Exploring the Amalfi Coast
It took me way too long to get to Italy (and all of the classic European travel cities, really) — I had always focused my travels on the road less taken, namely because destinations like Tanzania, Mexico, and Morocco were exotic and always worlds cheaper upon arrival.
But last year was a rough one. I left my job at CAVA and took on an intense advertising job with long hours and lots of stress — and with the upcoming election and scheduled work events, Emily’s vacation days were limited in summer. So we decided to go big: the Amalfi coast.
People say Italy’s amazing, but as someone who only went after 32 years of living, the words people say do not prepare you for how incredible Italy really is. The food, the culture, the history! Italy’s got it all. And needless to say, the Amalfi Coast really is a dream destination that I could go back to a zillion times without getting tired of it.
Rather than staying in every town and dealing with the whole ordeal of packing and unpacking your suitcase every other day, we opted to spend the entire trip in one hotel, further from Positano, and thus removed from the hoards of crowds. We discovered our hotel on Booking.com (but booked directly through them to support their business) and it was one of the best locations I’ve ever stayed. Hotel Marmorata is an old paper factory, converted into a beautiful, rustic hotel on the coast near Ravello — and it was the perfect home base for our week, where every day, we were excited for the next day’s breakfast spread.
Like any good beach vacation, we decided to alternate lazier beach days with the more involved adventure days — and when you break it down like that, any vacation starts to look short.
But between Airbnb Experiences and simply exploring the coast, we found the perfect combo of leisure and adventure. And pasta or pizza at every meal.
We found it easiest to fly into Rome to ease into jet lag, and then take a train to Salerno the next day. There are plenty of trains, so no need to book ahead of time. Just get to the Rome train station an hour or so before departure and purchase your ticket at a kiosk.
Note: there are fast trains, but the times were limited and we ended up just opting for a direct, regular train to Salerno.
Upon arrival in Salerno, the SITA buses are the best way to go — the roads along the Amalfi coast are winding and narrow, and parking isn’t a thing. The buses themselves scrape against houses, cliffs, and other buses on the reg, so let them do the hard work. Luckily, Hotel Marmorata has it’s own SITA bus stop, and all hotels sell the bus passes for getting around each day.
What to do
Since our hotel has its own beach area with chairs, having a cocktail and soaking in the last bit of sun was the first thing on our agenda — and often how we started each day. But when it came to activities, there were plenty — and we chose to do a full-day sailing adventure to Capri, via Airbnb. It was fantastic, and something I’d highly recommend in lieu of a gas-guzzling ferry ride to the port. Our local guide, Alessandro, brought us to several swimming areas, and worked his butt off, even making us a homemade pasta meal for lunch on the boat.

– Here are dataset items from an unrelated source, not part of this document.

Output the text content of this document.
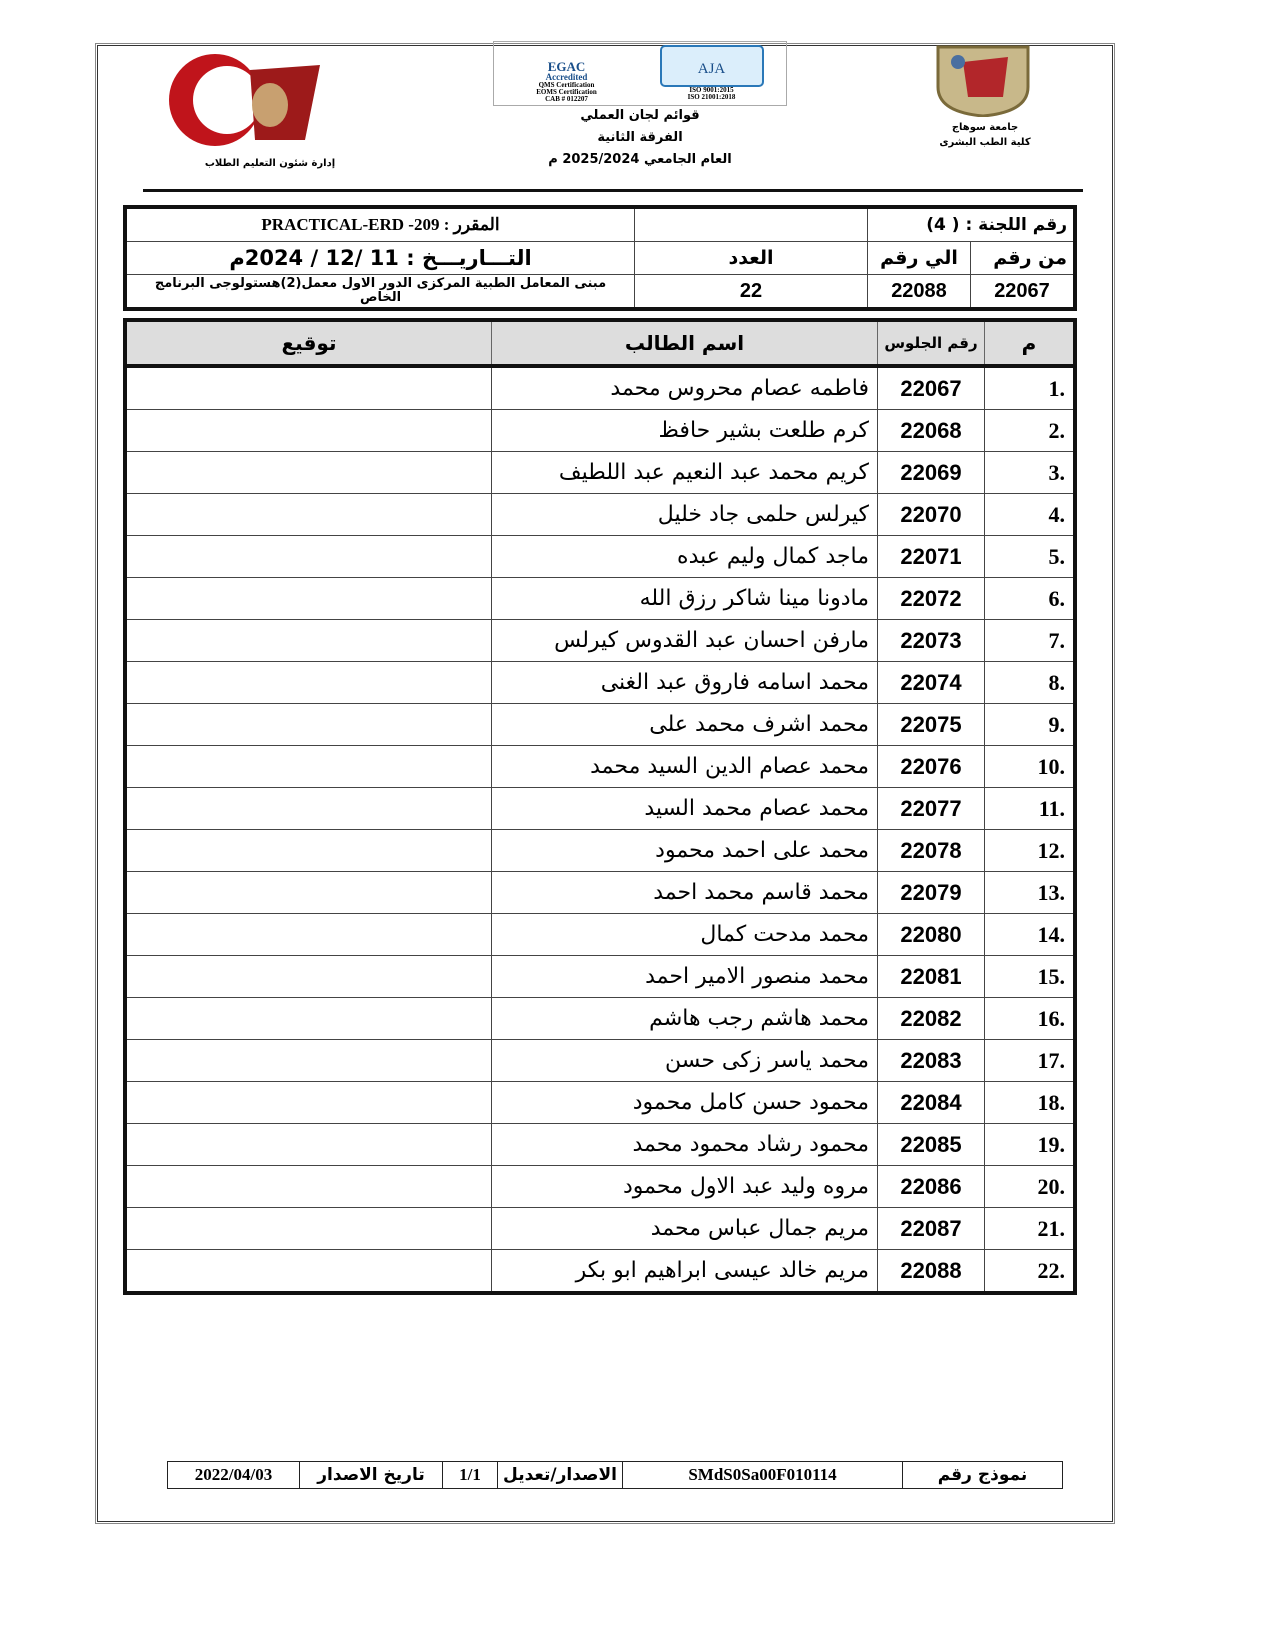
إدارة شئون التعليم الطلاب
EGAC
Accredited
QMS Certification
EOMS Certification
CAB # 012207
AJA
ISO 9001:2015
ISO 21001:2018
قوائم لجان العملي
الفرقة الثانية
العام الجامعي 2025/2024 م
جامعة سوهاج
كلية الطب البشرى
رقم اللجنة : ( 4)			المقرر : 209- PRACTICAL-ERD
من رقم	الي رقم	العدد	التـــاريـــخ : 11 /12 / 2024م
22067	22088	22	مبنى المعامل الطبية المركزى الدور الاول معمل(2)هستولوجى البرنامج الخاص
م	رقم الجلوس	اسم الطالب	توقيع
.1	22067	فاطمه عصام محروس محمد	
.2	22068	كرم طلعت بشير حافظ	
.3	22069	كريم محمد عبد النعيم عبد اللطيف	
.4	22070	كيرلس حلمى جاد خليل	
.5	22071	ماجد كمال وليم عبده	
.6	22072	مادونا مينا شاكر رزق الله	
.7	22073	مارفن احسان عبد القدوس كيرلس	
.8	22074	محمد اسامه فاروق عبد الغنى	
.9	22075	محمد اشرف محمد على	
.10	22076	محمد عصام الدين السيد محمد	
.11	22077	محمد عصام محمد السيد	
.12	22078	محمد على احمد محمود	
.13	22079	محمد قاسم محمد احمد	
.14	22080	محمد مدحت كمال	
.15	22081	محمد منصور الامير احمد	
.16	22082	محمد هاشم رجب هاشم	
.17	22083	محمد ياسر زكى حسن	
.18	22084	محمود حسن كامل محمود	
.19	22085	محمود رشاد محمود محمد	
.20	22086	مروه وليد عبد الاول محمود	
.21	22087	مريم جمال عباس محمد	
.22	22088	مريم خالد عيسى ابراهيم ابو بكر	
نموذج رقم	SMdS0Sa00F010114	الاصدار/تعديل	1/1	تاريخ الاصدار	2022/04/03
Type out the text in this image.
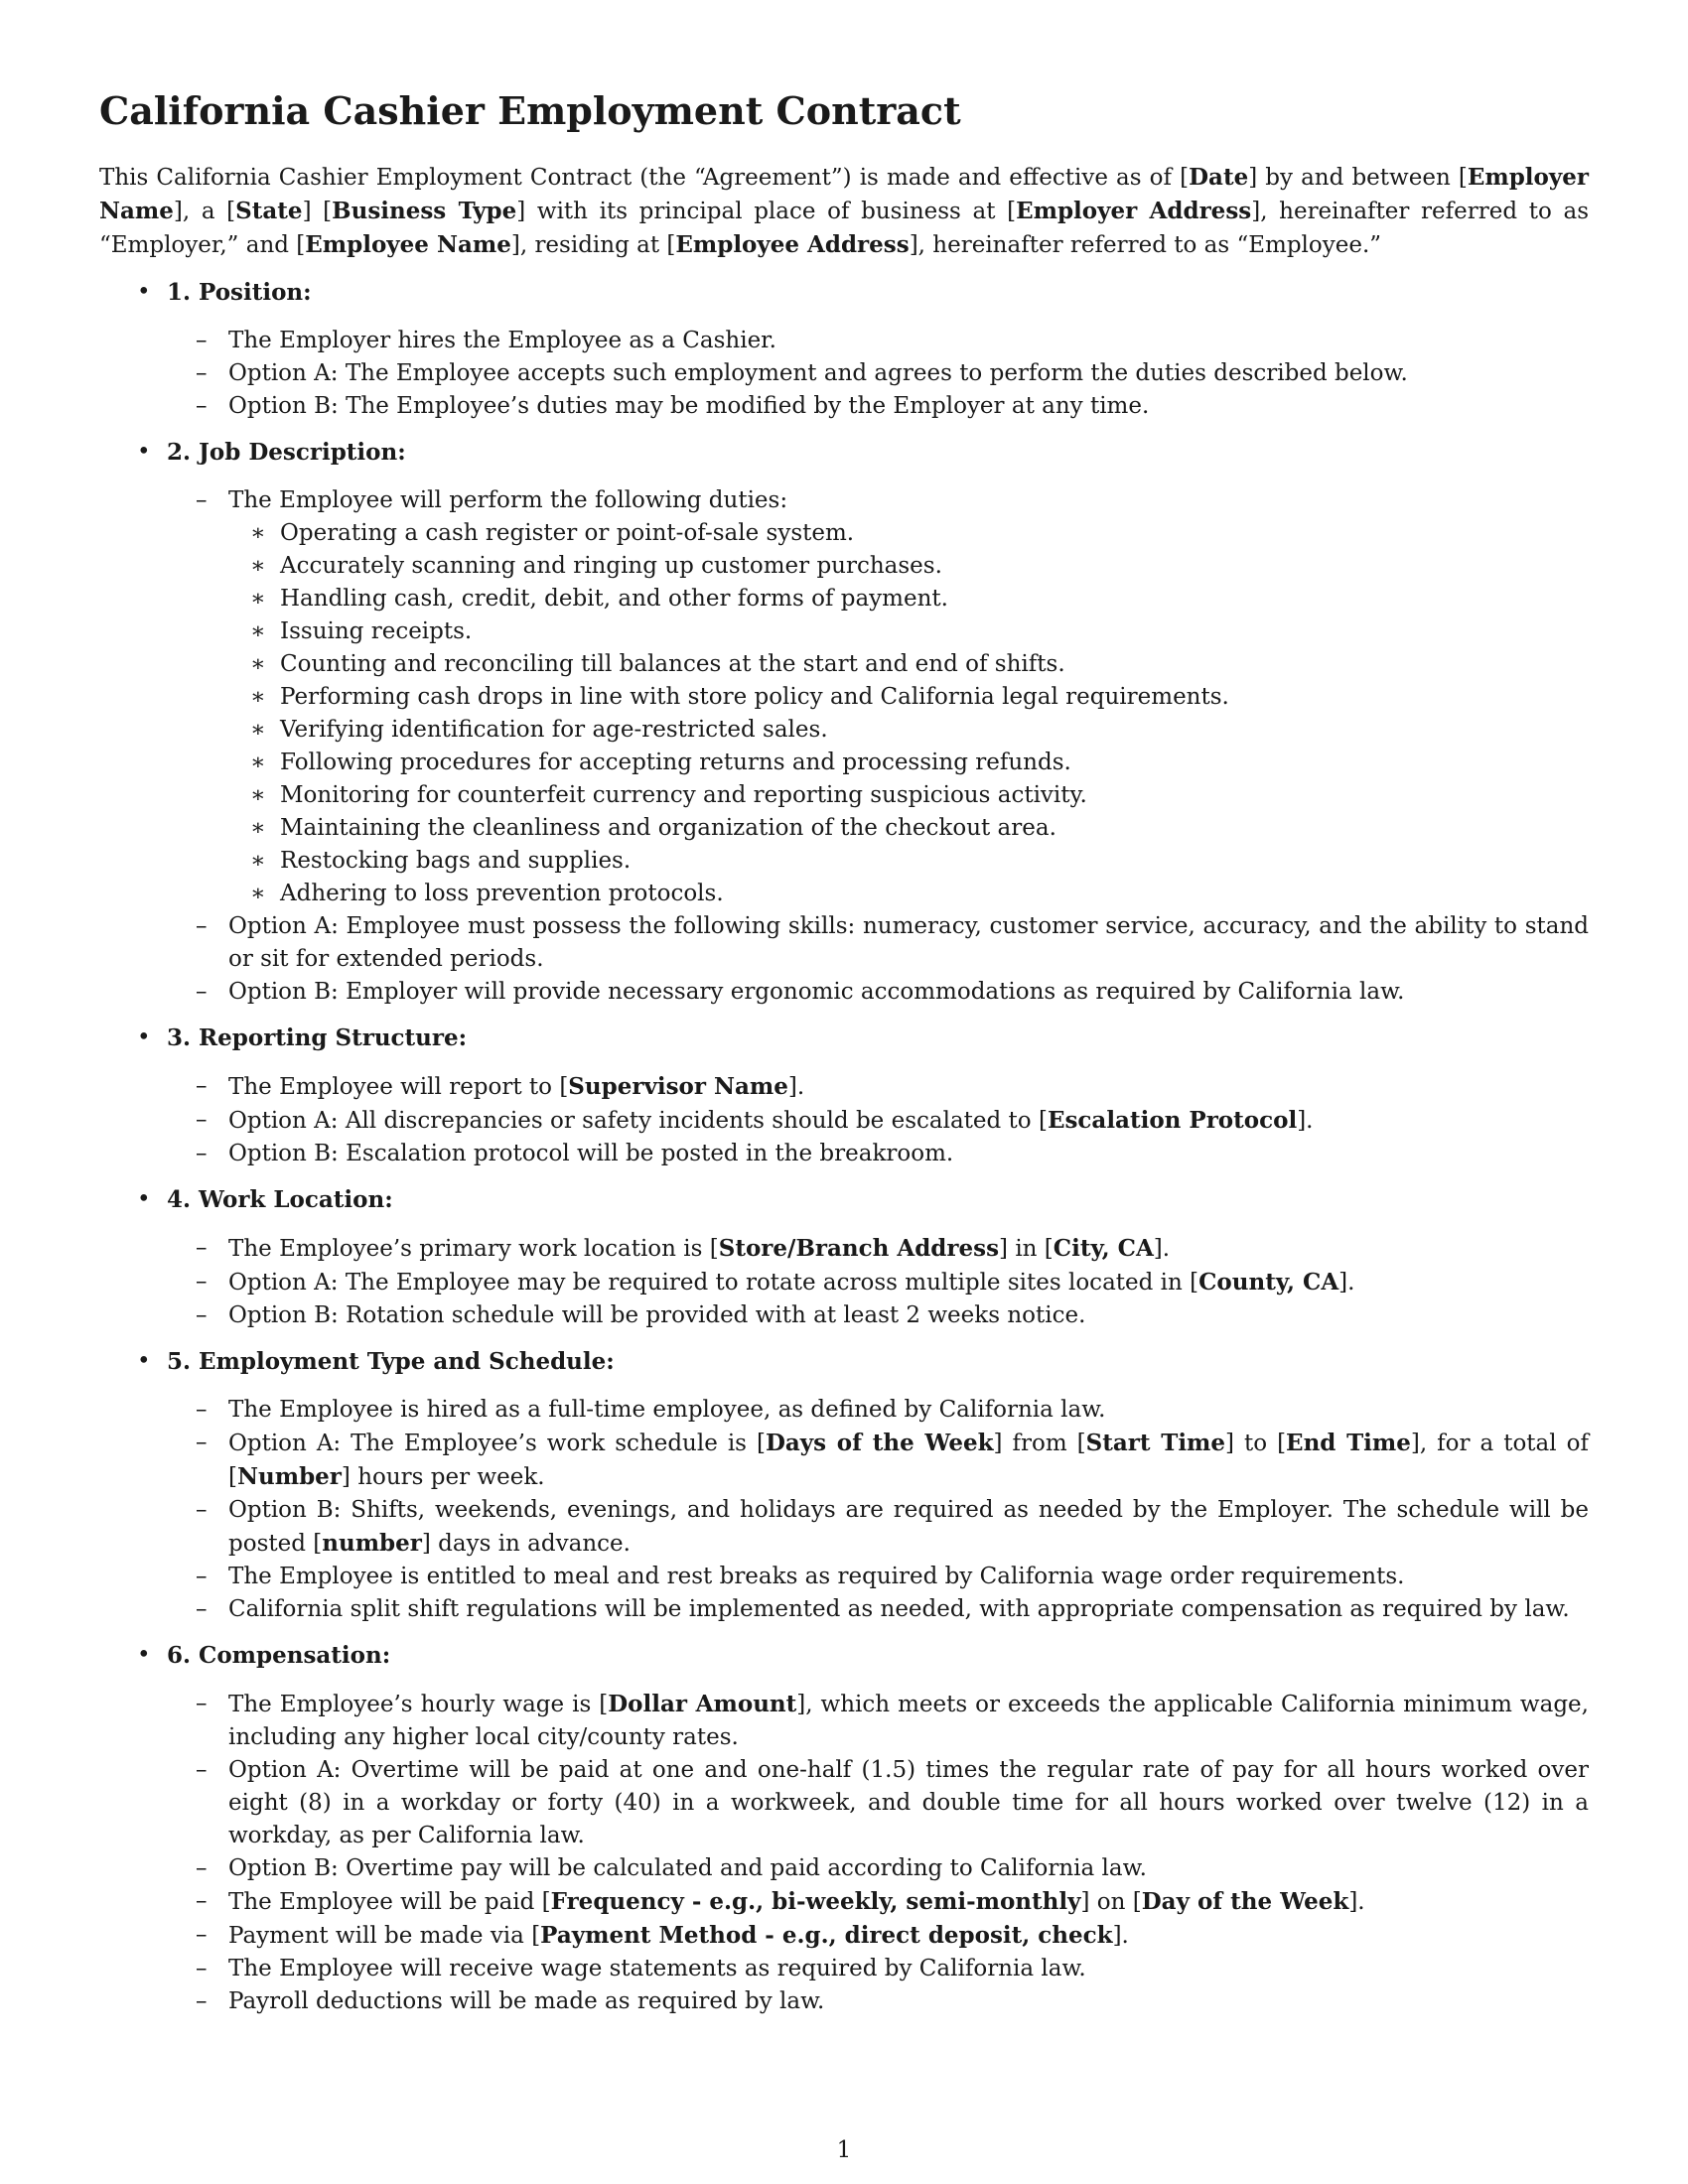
California Cashier Employment Contract

This California Cashier Employment Contract (the “Agreement”) is made and effective as of [Date] by and between [Employer Name], a [State] [Business Type] with its principal place of business at [Employer Address], hereinafter referred to as “Employer,” and [Employee Name], residing at [Employee Address], hereinafter referred to as “Employee.”

• 1. Position:
– The Employer hires the Employee as a Cashier.
– Option A: The Employee accepts such employment and agrees to perform the duties described below.
– Option B: The Employee’s duties may be modified by the Employer at any time.
• 2. Job Description:
– The Employee will perform the following duties:
∗ Operating a cash register or point-of-sale system.
∗ Accurately scanning and ringing up customer purchases.
∗ Handling cash, credit, debit, and other forms of payment.
∗ Issuing receipts.
∗ Counting and reconciling till balances at the start and end of shifts.
∗ Performing cash drops in line with store policy and California legal requirements.
∗ Verifying identification for age-restricted sales.
∗ Following procedures for accepting returns and processing refunds.
∗ Monitoring for counterfeit currency and reporting suspicious activity.
∗ Maintaining the cleanliness and organization of the checkout area.
∗ Restocking bags and supplies.
∗ Adhering to loss prevention protocols.
– Option A: Employee must possess the following skills: numeracy, customer service, accuracy, and the ability to stand or sit for extended periods.
– Option B: Employer will provide necessary ergonomic accommodations as required by California law.
• 3. Reporting Structure:
– The Employee will report to [Supervisor Name].
– Option A: All discrepancies or safety incidents should be escalated to [Escalation Protocol].
– Option B: Escalation protocol will be posted in the breakroom.
• 4. Work Location:
– The Employee’s primary work location is [Store/Branch Address] in [City, CA].
– Option A: The Employee may be required to rotate across multiple sites located in [County, CA].
– Option B: Rotation schedule will be provided with at least 2 weeks notice.
• 5. Employment Type and Schedule:
– The Employee is hired as a full-time employee, as defined by California law.
– Option A: The Employee’s work schedule is [Days of the Week] from [Start Time] to [End Time], for a total of [Number] hours per week.
– Option B: Shifts, weekends, evenings, and holidays are required as needed by the Employer. The schedule will be posted [number] days in advance.
– The Employee is entitled to meal and rest breaks as required by California wage order requirements.
– California split shift regulations will be implemented as needed, with appropriate compensation as required by law.
• 6. Compensation:
– The Employee’s hourly wage is [Dollar Amount], which meets or exceeds the applicable California minimum wage, including any higher local city/county rates.
– Option A: Overtime will be paid at one and one-half (1.5) times the regular rate of pay for all hours worked over eight (8) in a workday or forty (40) in a workweek, and double time for all hours worked over twelve (12) in a workday, as per California law.
– Option B: Overtime pay will be calculated and paid according to California law.
– The Employee will be paid [Frequency - e.g., bi-weekly, semi-monthly] on [Day of the Week].
– Payment will be made via [Payment Method - e.g., direct deposit, check].
– The Employee will receive wage statements as required by California law.
– Payroll deductions will be made as required by law.
1
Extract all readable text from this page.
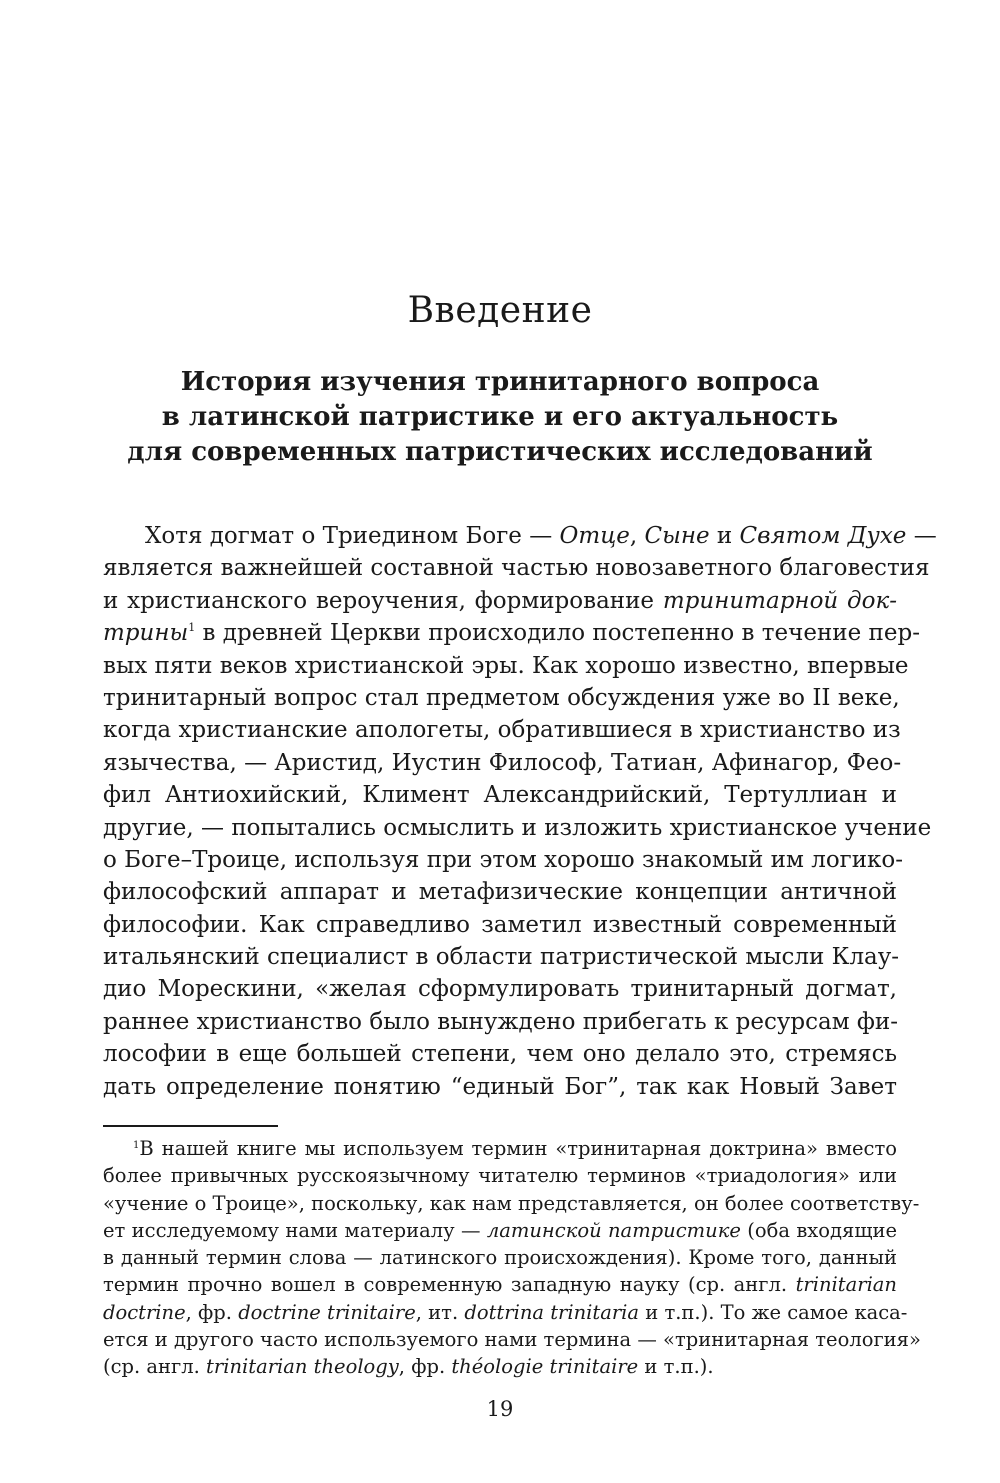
Введение
История изучения тринитарного вопроса
в латинской патристике и его актуальность
для современных патристических исследований
Хотя догмат о Триедином Боге — Отце, Сыне и Святом Духе —
является важнейшей составной частью новозаветного благовестия
и христианского вероучения, формирование тринитарной док-
трины$^1$ в древней Церкви происходило постепенно в течение пер-
вых пяти веков христианской эры. Как хорошо известно, впервые
тринитарный вопрос стал предметом обсуждения уже во II веке,
когда христианские апологеты, обратившиеся в христианство из
язычества, — Аристид, Иустин Философ, Татиан, Афинагор, Фео-
фил Антиохийский, Климент Александрийский, Тертуллиан и
другие, — попытались осмыслить и изложить христианское учение
о Боге–Троице, используя при этом хорошо знакомый им логико-
философский аппарат и метафизические концепции античной
философии. Как справедливо заметил известный современный
итальянский специалист в области патристической мысли Клау-
дио Морескини, «желая сформулировать тринитарный догмат,
раннее христианство было вынуждено прибегать к ресурсам фи-
лософии в еще большей степени, чем оно делало это, стремясь
дать определение понятию “единый Бог”, так как Новый Завет
$^1$В нашей книге мы используем термин «тринитарная доктрина» вместо
более привычных русскоязычному читателю терминов «триадология» или
«учение о Троице», поскольку, как нам представляется, он более соответству-
ет исследуемому нами материалу — латинской патристике (оба входящие
в данный термин слова — латинского происхождения). Кроме того, данный
термин прочно вошел в современную западную науку (ср. англ. trinitarian
doctrine, фр. doctrine trinitaire, ит. dottrina trinitaria и т.п.). То же самое каса-
ется и другого часто используемого нами термина — «тринитарная теология»
(ср. англ. trinitarian theology, фр. théologie trinitaire и т.п.).
19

When it comes to exploring the towns, we found taking the SITA buses from town to town was the best way to see them. Positano is about a 2-3 hour trip from Marmorata, and a fantastic iconic town to explore for the day.
Ravello was by far our favorite town, perched up high on the cliffs with spectacular views, and just a fraction of the obnoxious touristy feel. And then there’s Cetara, the teeny fisherman’s town, where we were shamed by our Italian waiter for ordering 1) rosé, and then 2) coffee with our wine. 5/5 stars. Buy your limoncello in Cetara.
Where to Eat
It’s hard to go wrong with food in Italy, I learned — but we still stood by plenty of recs I got from friends (and taxi drivers).
Ravello: Have the best meal of your life at the restaurant in Hotel Parsifal (and befriend the Dallas grandma who spends 6 months a year in this hotel), grab a drink at the Belmond Caruso, and have delicious pizza and cheap house wine with other Italian families on vacation at Ristorante Salvatore.
And another place of note — if you’re looking for something easy, quiet, and cheap, we discovered Il Boschetto, a tiny patio trattoria just 10 yards up the road from our hotel, and the €10 pizza and pasta kept us happy when we didn’t feel like adventuring for a meal.
Do not skip Sal de Riso’s Amalfi pear & ricotta cake — I still dream of how light and fluffy this dessert was, and the recommendation came from a local who mentioned that the town of Minori was famous for this chef’s cake.
If you’re looking for a more rustic Italian day trip, we still laugh about our afternoon in Cetara, a little Italian fishing town that most travelers skip over. We stumbled upon Cetara Punto e Pasta, a little spot on the street with 3-4 tables. Having just eaten breakfast in the last hour or two, Emily complained about ordering more food and pasta — and she end up wiping the rest of our plates clean because the food was just. that. good. Pick up your limoncello to take home here too, since you’re far enough removed from Positano’s price gouging.